X402 is an open protocol built by Coinbase that uses the HTTP 402 status code to enable native payments on the web.
The idea is simple: instead of requiring users to set up accounts, enter credit cards, or buy credits in advance, a server can simply respond with a 402 Payment Required status — and the client's wallet handles the rest automatically.
The Flow
Here's how a typical X402 transaction works:
- Client sends a request to a paid endpoint
- Server responds with 402 — including payment details (amount, address, network)
- Client's wallet signs a payment using stablecoins (like USDC on Base)
- Client resends the request with a payment header attached
- Server verifies the payment and returns the response
The entire flow happens in seconds, with no redirects, no checkout pages, and no middlemen taking 30 cents off the top.
How It Works for Developers
One of the most compelling things about X402 is how little code it takes to implement.
On the server side, it's essentially one line of middleware:
- Install the X402 SDK
- Configure which routes require payment and how much they cost
- Add the middleware to your server
The middleware intercepts requests, checks for a valid payment header, and either returns a 402 or lets the request through.
On the client side, developers use the X402 fetch library — a wrapper around the standard fetch API that automatically handles 402 responses and wallet interactions.
What developers need to configure:
- A wallet — to receive payments
- Pricing — how much each endpoint costs (can be fractions of a cent)
- Network — which blockchain to use (Base is the default)
That's it. No Stripe dashboard. No webhook handlers.

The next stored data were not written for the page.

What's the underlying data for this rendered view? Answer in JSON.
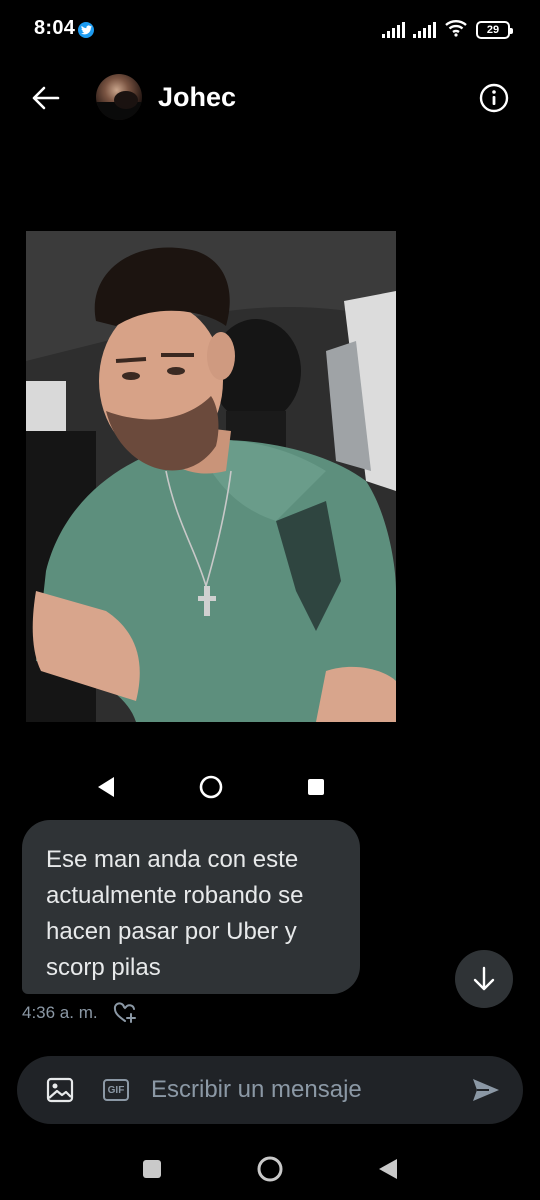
{
  "status": {
    "time": "8:04",
    "battery": "29"
  },
  "header": {
    "contact_name": "Johec"
  },
  "message": {
    "text": "Ese man anda con este actualmente robando se hacen pasar por Uber y scorp pilas",
    "time": "4:36 a. m."
  },
  "composer": {
    "placeholder": "Escribir un mensaje"
  },
  "colors": {
    "background": "#000000",
    "bubble": "#2f3336",
    "composer": "#202327",
    "muted_text": "#8b98a5",
    "accent": "#1d9bf0"
  },
  "icons": {
    "back": "arrow-left-icon",
    "info": "info-icon",
    "image": "image-icon",
    "gif": "gif-icon",
    "send": "send-icon",
    "scroll_down": "arrow-down-icon",
    "react": "heart-plus-icon"
  }
}
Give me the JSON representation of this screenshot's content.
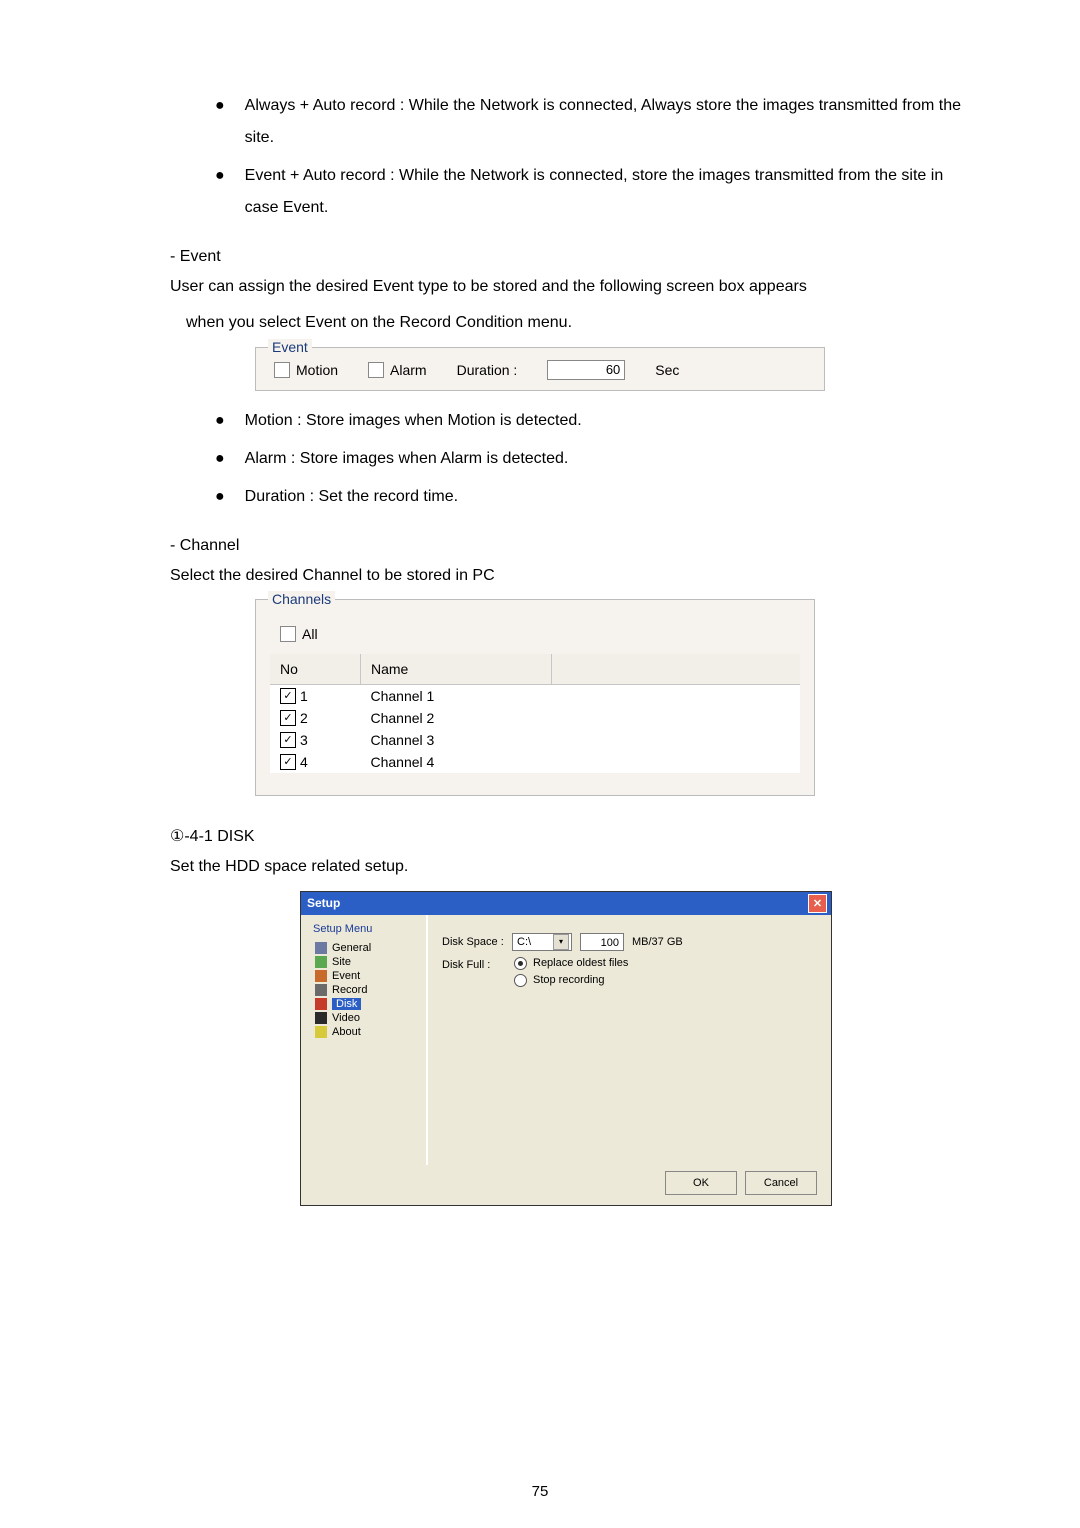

No subscription billing logic.
Programmatic Payments and AI Agents
This is where X402 gets really interesting.
Because the payment flow is entirely programmatic — no human clicking "pay now" — it's perfectly suited for machine-to-machine transactions.
Think about the world of AI agents. An AI agent browsing the web, calling APIs, and completing tasks needs a way to pay for services automatically. It can't fill out a checkout form.
With X402:
- An AI agent can call a paid API and pay per request
- Agents can pay other agents for services
- Costs stay microscopic — fractions of a cent per interaction
- No API keys, no accounts, no subscriptions — just crypto payments in the HTTP layer
This creates a foundation for an AI agent economy where autonomous systems can transact with each other seamlessly.
The combination of stablecoins (so prices stay predictable) and Layer 2 networks like Base (so fees stay near zero) makes this practical for the first time.
Will It Actually Work?
X402 is still early. There are real questions:
- Adoption — will enough developers and platforms implement it?
- Regulation — crypto payments face varying legal treatment worldwide
- User experience — mainstream users still aren't comfortable with wallets
- Competition — traditional payment rails are improving too
But the core insight is hard to argue with: the web needs a native payment layer, and HTTP already reserved a status code for it three decades ago.
Coinbase is betting that crypto — specifically stablecoins on fast L2 chains — is finally the technology that makes 402 useful.
The internet was built with a slot for payments and left it empty for 30 years. X402 is Coinbase's attempt to finally fill it in.